As Georgia found out, even a tropical system that doesn’t hit the U.S. as a Category 5 storm can have a major impact. Irma’s path up Florida’s west coast as a quickly-diminishing category 4 hurricane brought significant flooding to Georgia’s coast, caused massive statewide power outages, and closed schools for several days. The shear amount of energy Irma was able to amass from its record-setting time as a Category 5 storm allowed it to exert influence over a large portion of the Southeast. Despite making landfall some 400+ miles away, the amount of water Irma dragged through the Caribbean and its large area of tropical storm force winds resulted in damaging storm surge on the coasts of Georgia and South Carolina.
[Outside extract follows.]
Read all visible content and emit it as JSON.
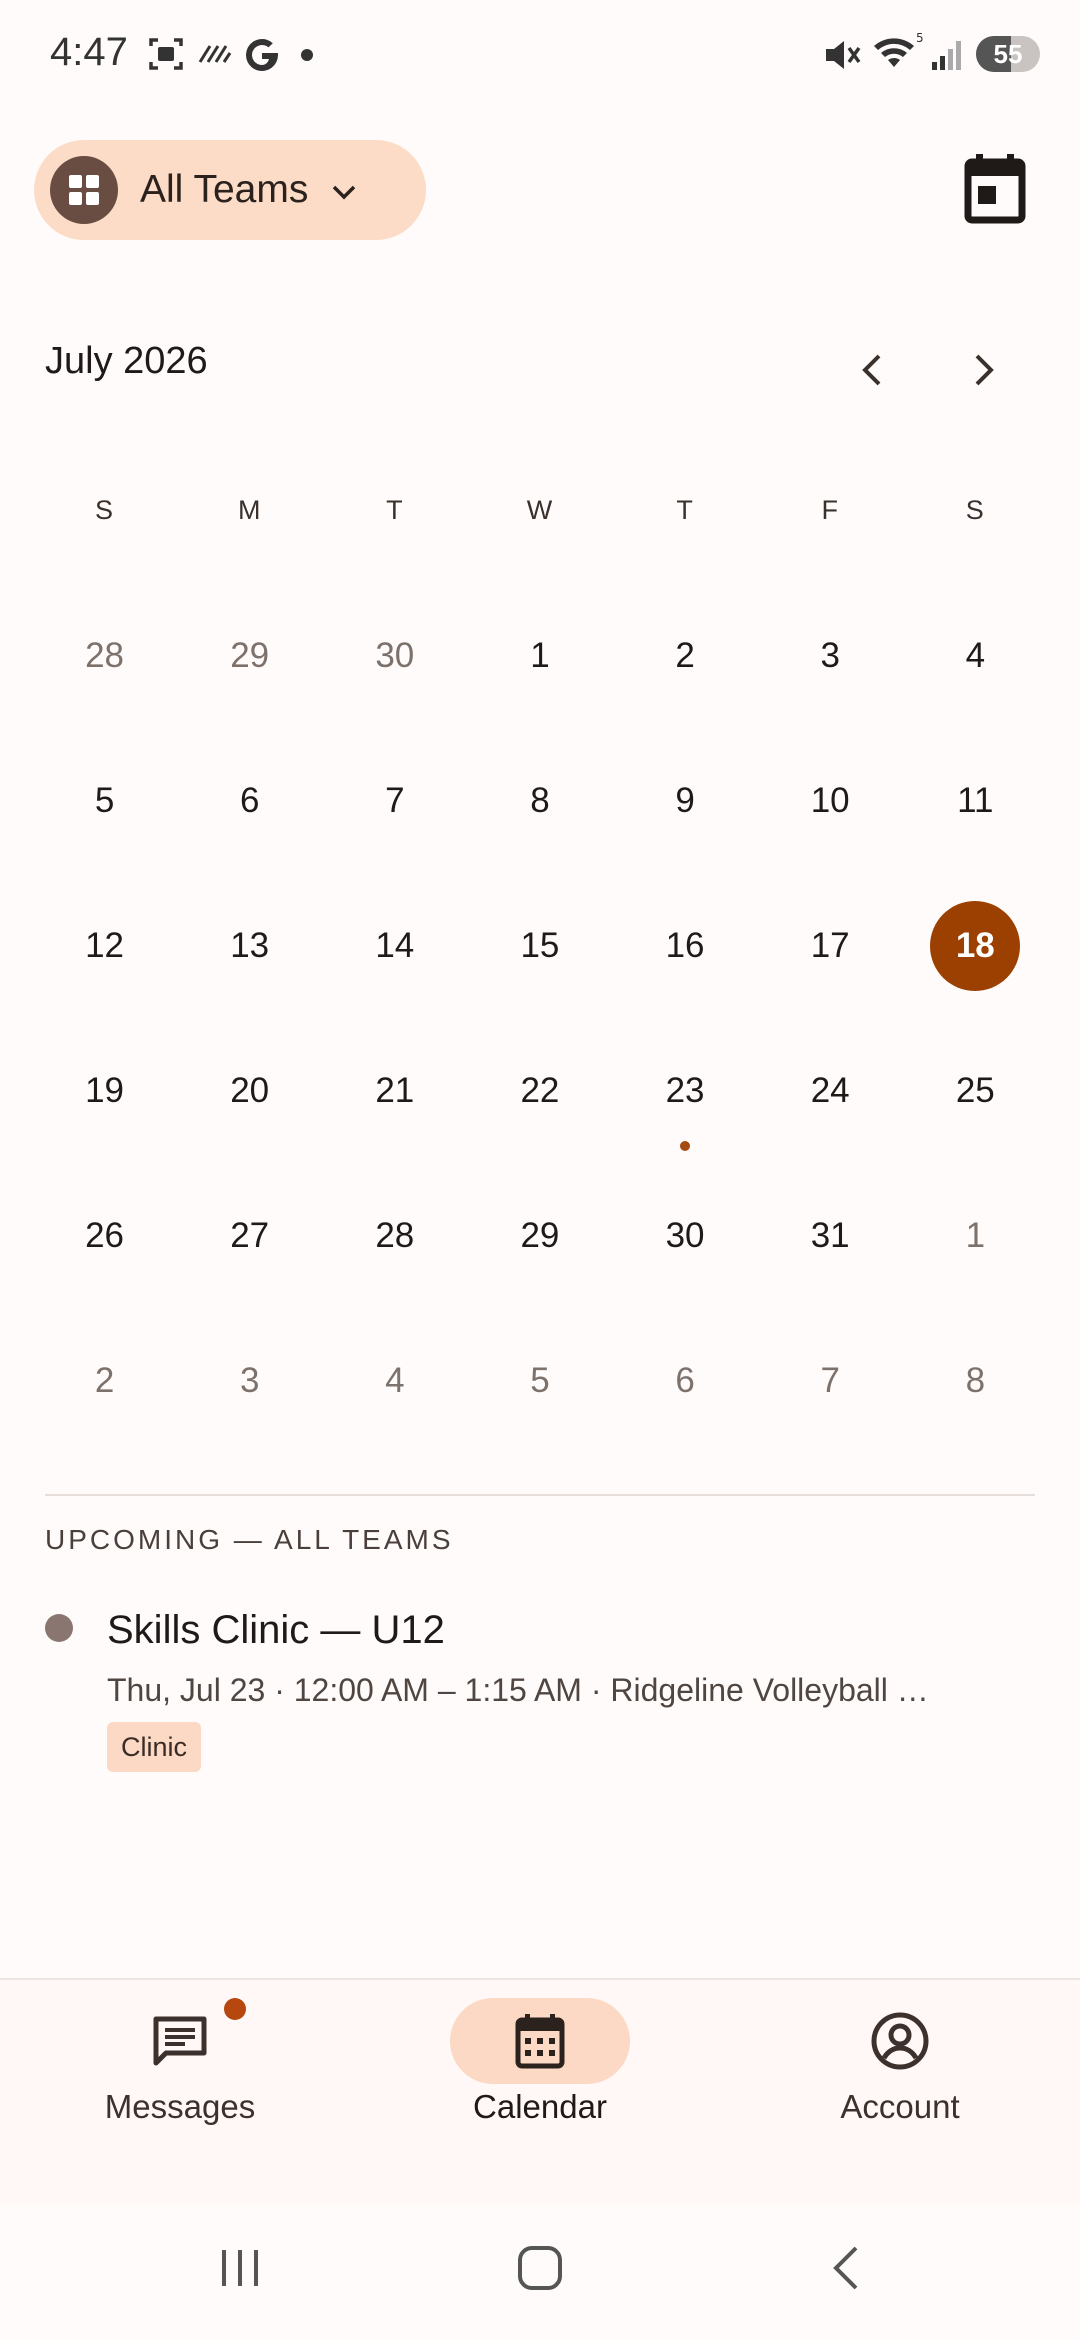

While the Southeast U.S. got hit hard, much of the Caribbean was decimated. All 1,800 residents of Barbuda were left homeless as 90 percent of the structures on the island were destroyed. While an eventual evacuation of the island would have been necessary given the destruction, those evacuation efforts were expedited as Category 4 Hurricane Jose followed right behind Irma. The US Virgin Islands were completely stripped of all signs of life.
Given This, It Makes Sense to Cut the National Weather Service’s Budget
While communities in Texas and Florida are well on their way to full recovery, Caribbean communities may never recover without massive amounts of foreign aid. Let’s not forget that people in those communities took the brunt of a storm that caused mere power outages for those of us in Atlanta. The African wave that progressed from Invest 91L to Potential Tropical Cyclone 9 to Tropical Storm Harvey to Hurricane Harvey was partially responsible for massive mudslides in Sierra Leone on August 14, 2017 that killed around 1,000 people. Nearly everyone in Puerto Rico (who are US citizens) went several months without power after Hurricane Maria slammed into the island as a strong category 4 storm. Many still didn’t have electricity 6 months after the storm passed.
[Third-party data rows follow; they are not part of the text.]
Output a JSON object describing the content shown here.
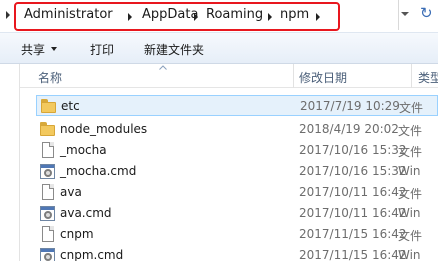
{
  "address": {
    "crumbs": [
      "Administrator",
      "AppData",
      "Roaming",
      "npm"
    ],
    "highlight_color": "#e8171e"
  },
  "toolbar": {
    "share_label": "共享",
    "print_label": "打印",
    "new_folder_label": "新建文件夹"
  },
  "columns": {
    "name": "名称",
    "modified": "修改日期",
    "type": "类型"
  },
  "files": [
    {
      "name": "etc",
      "modified": "2017/7/19 10:29",
      "type": "文件",
      "icon": "folder-icon",
      "selected": true
    },
    {
      "name": "node_modules",
      "modified": "2018/4/19 20:02",
      "type": "文件",
      "icon": "folder-icon",
      "selected": false
    },
    {
      "name": "_mocha",
      "modified": "2017/10/16 15:32",
      "type": "文件",
      "icon": "file-icon",
      "selected": false
    },
    {
      "name": "_mocha.cmd",
      "modified": "2017/10/16 15:32",
      "type": "Win",
      "icon": "cmd-icon",
      "selected": false
    },
    {
      "name": "ava",
      "modified": "2017/10/11 16:42",
      "type": "文件",
      "icon": "file-icon",
      "selected": false
    },
    {
      "name": "ava.cmd",
      "modified": "2017/10/11 16:42",
      "type": "Win",
      "icon": "cmd-icon",
      "selected": false
    },
    {
      "name": "cnpm",
      "modified": "2017/11/15 16:42",
      "type": "文件",
      "icon": "file-icon",
      "selected": false
    },
    {
      "name": "cnpm.cmd",
      "modified": "2017/11/15 16:42",
      "type": "Win",
      "icon": "cmd-icon",
      "selected": false
    }
  ]
}
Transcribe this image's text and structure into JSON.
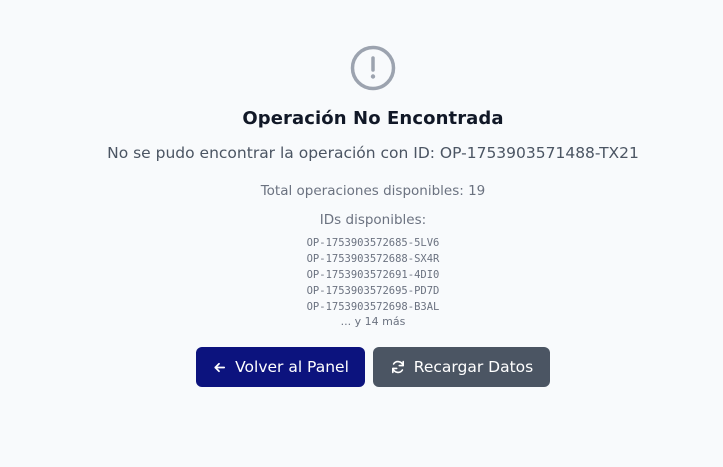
{
  "icons": {
    "alert": "alert-circle-icon",
    "back": "arrow-left-icon",
    "reload": "refresh-icon"
  },
  "colors": {
    "background": "#f8fafc",
    "icon": "#9ca3af",
    "primary_button": "#0c137e",
    "secondary_button": "#4b5563"
  },
  "error": {
    "title": "Operación No Encontrada",
    "message": "No se pudo encontrar la operación con ID: OP-1753903571488-TX21",
    "total": "Total operaciones disponibles: 19",
    "ids_label": "IDs disponibles:",
    "ids": [
      "OP-1753903572685-5LV6",
      "OP-1753903572688-SX4R",
      "OP-1753903572691-4DI0",
      "OP-1753903572695-PD7D",
      "OP-1753903572698-B3AL"
    ],
    "more": "... y 14 más"
  },
  "actions": {
    "back_label": "Volver al Panel",
    "reload_label": "Recargar Datos"
  }
}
We officially enter the 2018 hurricane season on June 1, just a couple months after the White House proposed a 23 percent cut to the National Oceanic and Atmospheric Administration’s (NOAA) 2019 budget (NOAA houses the National Weather Service and the National Hurricane Center). This is a perplexing proposal given the intensity and unpredictability of the 2017 hurricane season. While our national forecast and warning systems have made significance gains in accuracy, Hurricanes Irma, Harvey, Maria, and Jose are proof that we still have a ways to go in predicting and forecasting intensity. While such a cut has almost no chance of passing Congress (it increased NOAA’s 2018 budget by 4 percent), this is the exact wrong time to be proposing any cut, let alone such a steep cut, to the budget of the administration tasked with making predictions when our weather and climate have become increasingly volatile.